Extending the Data Model
Vedana is not limited to documents. The system is domain-agnostic. What matters is how the domain is described. You can extend the model with any structured business data: product catalogs, price lists, branch addresses, opening hours, service catalogs, regulatory mappings, organizational structures, or any other typed entity your domain requires. To extend the model, you must explicitly define each new anchor type, its attributes, and its links to other anchors. Nothing is inferred automatically.

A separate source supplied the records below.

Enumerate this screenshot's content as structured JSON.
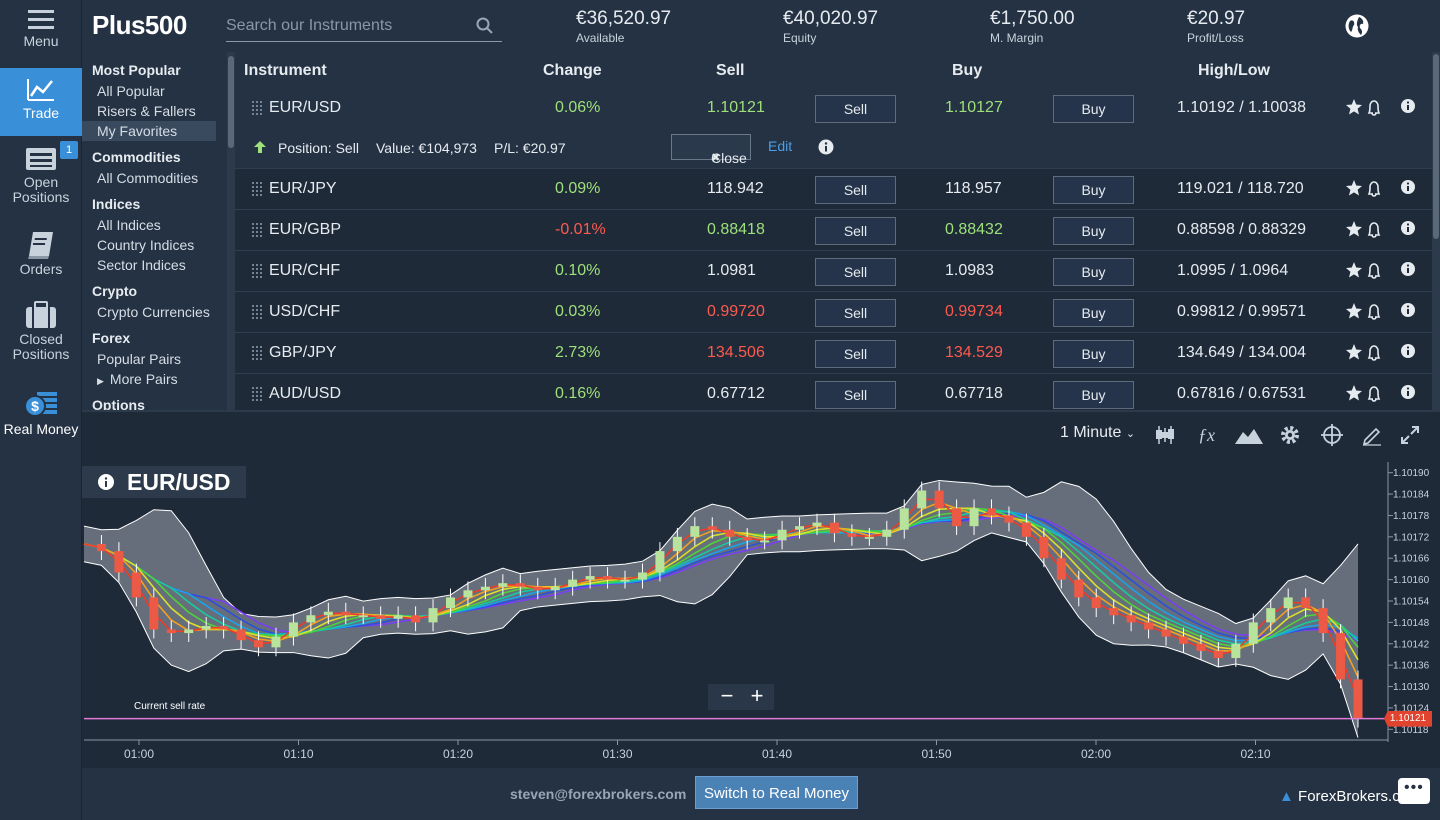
{
  "rail": {
    "menu": "Menu",
    "trade": "Trade",
    "open_positions": [
      "Open",
      "Positions"
    ],
    "open_badge": "1",
    "orders": "Orders",
    "closed_positions": [
      "Closed",
      "Positions"
    ],
    "real_money": "Real Money"
  },
  "header": {
    "logo": "Plus500",
    "search_placeholder": "Search our Instruments",
    "stats": [
      {
        "value": "€36,520.97",
        "label": "Available"
      },
      {
        "value": "€40,020.97",
        "label": "Equity"
      },
      {
        "value": "€1,750.00",
        "label": "M. Margin"
      },
      {
        "value": "€20.97",
        "label": "Profit/Loss"
      }
    ]
  },
  "categories": [
    {
      "title": "Most Popular",
      "items": [
        "All Popular",
        "Risers & Fallers",
        "My Favorites"
      ]
    },
    {
      "title": "Commodities",
      "items": [
        "All Commodities"
      ]
    },
    {
      "title": "Indices",
      "items": [
        "All Indices",
        "Country Indices",
        "Sector Indices"
      ]
    },
    {
      "title": "Crypto",
      "items": [
        "Crypto Currencies"
      ]
    },
    {
      "title": "Forex",
      "items": [
        "Popular Pairs",
        "More Pairs"
      ]
    },
    {
      "title": "Options",
      "items": []
    }
  ],
  "selected_category_item": "My Favorites",
  "table": {
    "headers": {
      "instrument": "Instrument",
      "change": "Change",
      "sell": "Sell",
      "buy": "Buy",
      "highlow": "High/Low"
    },
    "sell_label": "Sell",
    "buy_label": "Buy",
    "rows": [
      {
        "name": "EUR/USD",
        "change": "0.06%",
        "change_dir": "pos",
        "sell": "1.10121",
        "sell_dir": "pos",
        "buy": "1.10127",
        "buy_dir": "pos",
        "highlow": "1.10192 / 1.10038"
      },
      {
        "name": "EUR/JPY",
        "change": "0.09%",
        "change_dir": "pos",
        "sell": "118.942",
        "sell_dir": "neu",
        "buy": "118.957",
        "buy_dir": "neu",
        "highlow": "119.021 / 118.720"
      },
      {
        "name": "EUR/GBP",
        "change": "-0.01%",
        "change_dir": "neg",
        "sell": "0.88418",
        "sell_dir": "pos",
        "buy": "0.88432",
        "buy_dir": "pos",
        "highlow": "0.88598 / 0.88329"
      },
      {
        "name": "EUR/CHF",
        "change": "0.10%",
        "change_dir": "pos",
        "sell": "1.0981",
        "sell_dir": "neu",
        "buy": "1.0983",
        "buy_dir": "neu",
        "highlow": "1.0995 / 1.0964"
      },
      {
        "name": "USD/CHF",
        "change": "0.03%",
        "change_dir": "pos",
        "sell": "0.99720",
        "sell_dir": "neg",
        "buy": "0.99734",
        "buy_dir": "neg",
        "highlow": "0.99812 / 0.99571"
      },
      {
        "name": "GBP/JPY",
        "change": "2.73%",
        "change_dir": "pos",
        "sell": "134.506",
        "sell_dir": "neg",
        "buy": "134.529",
        "buy_dir": "neg",
        "highlow": "134.649 / 134.004"
      },
      {
        "name": "AUD/USD",
        "change": "0.16%",
        "change_dir": "pos",
        "sell": "0.67712",
        "sell_dir": "neu",
        "buy": "0.67718",
        "buy_dir": "neu",
        "highlow": "0.67816 / 0.67531"
      }
    ],
    "position": {
      "side": "Position: Sell",
      "value": "Value: €104,973",
      "pl": "P/L: €20.97",
      "close": "Close",
      "edit": "Edit"
    }
  },
  "chart": {
    "instrument": "EUR/USD",
    "timeframe": "1 Minute",
    "current_sell_rate_label": "Current sell rate",
    "current_price": "1.10121",
    "y_ticks": [
      "1.10190",
      "1.10184",
      "1.10178",
      "1.10172",
      "1.10166",
      "1.10160",
      "1.10154",
      "1.10148",
      "1.10142",
      "1.10136",
      "1.10130",
      "1.10124",
      "1.10118"
    ],
    "x_ticks": [
      "01:00",
      "01:10",
      "01:20",
      "01:30",
      "01:40",
      "01:50",
      "02:00",
      "02:10"
    ],
    "zoom_minus": "−",
    "zoom_plus": "+"
  },
  "chart_data": {
    "type": "candlestick",
    "title": "EUR/USD",
    "x_ticks": [
      "01:00",
      "01:10",
      "01:20",
      "01:30",
      "01:40",
      "01:50",
      "02:00",
      "02:10"
    ],
    "y_range": [
      1.10115,
      1.10193
    ],
    "close_series": [
      1.1017,
      1.10168,
      1.10162,
      1.10155,
      1.10146,
      1.10145,
      1.10146,
      1.10147,
      1.10146,
      1.10143,
      1.10141,
      1.10144,
      1.10148,
      1.1015,
      1.10151,
      1.1015,
      1.1015,
      1.10149,
      1.1015,
      1.10148,
      1.10152,
      1.10155,
      1.10157,
      1.10158,
      1.10159,
      1.10158,
      1.10157,
      1.10158,
      1.1016,
      1.10161,
      1.1016,
      1.1016,
      1.10162,
      1.10168,
      1.10172,
      1.10175,
      1.10174,
      1.10172,
      1.10171,
      1.10171,
      1.10174,
      1.10175,
      1.10176,
      1.10173,
      1.10172,
      1.10172,
      1.10174,
      1.1018,
      1.10185,
      1.1018,
      1.10175,
      1.1018,
      1.10178,
      1.10176,
      1.10172,
      1.10166,
      1.1016,
      1.10155,
      1.10152,
      1.1015,
      1.10148,
      1.10146,
      1.10144,
      1.10142,
      1.1014,
      1.10138,
      1.10142,
      1.10148,
      1.10152,
      1.10155,
      1.10152,
      1.10145,
      1.10132,
      1.10121
    ],
    "current_price": 1.10121,
    "overlays": [
      "Bollinger Bands",
      "Moving Average Ribbon"
    ],
    "grid": false
  },
  "footer": {
    "email": "steven@forexbrokers.com",
    "switch": "Switch to Real Money",
    "watermark": "ForexBrokers.com"
  },
  "colors": {
    "accent": "#3a8fd9",
    "positive": "#9ee07a",
    "negative": "#ff5a4f",
    "background": "#1e2a38",
    "panel": "#243243"
  }
}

Where the Data Model is Stored
The data model is typically stored in Grist > Data Model, which contains the tables:
| Table | Purpose |
|---|---|
Anchors | Defines node types (entities) in the graph |
Anchor_attributes | Describes properties of node types, including embeddable fields |
Links | Defines relationship types between nodes |
Link_attributes | Describes properties of relationships |
Queries | Example query scenarios that guide LLM behavior |
Prompts | Customizable prompt templates for different query types |
ConversationLifecycle | Predefined responses for assistant lifecycle events (e.g. /start) |
This model defines how the assistant understands and uses knowledge, enabling it to generate structured and accurate responses.
Important Note
The data model must fully represent all relevant columns and attributes from your actual data sources. If the assistant gives incomplete or incorrect answers, the first thing to check is whether the necessary attributes and relationships are properly described in the data model.
During ETL:
- Data model is loaded.
- Graph schema is applied.
- Anchors and links are validated.
- Data is written to Memgraph.
How the LLM Uses the Data Model
The data model is included directly in the LLM context. The LLM sees what anchor types exist, what attributes they carry, and what links connect them. Based on this, it selects tools, forms Cypher queries, filters by attributes, and traverses relationships. The LLM does not invent structure. It operates within what has been declared. If something is not described in the data model, the tools cannot reliably query it — the data model defines the search space.
Tools
The data model enables tool usage (SQL, Cypher, VTS, etc.).
Tools operate over:
- Anchors
- Links
- Attributes
If something is not described in the data model,
the tools cannot reliably query it.
The data model defines the search space.
The tool library can be extended with:
- API queries
- Web search
- External reasoning tools
Minimal vs Advanced Usage
At its most basic, Vedana with the default model behaves like an advanced RAG system — document retrieval with vector search and grounded answers. When the model is extended with structured entities, Vedana becomes a domain knowledge engine capable of deterministic graph traversal, attribute filtering, multi-hop reasoning, and hybrid vector and structural retrieval. The difference is entirely determined by how thoroughly the domain is modeled.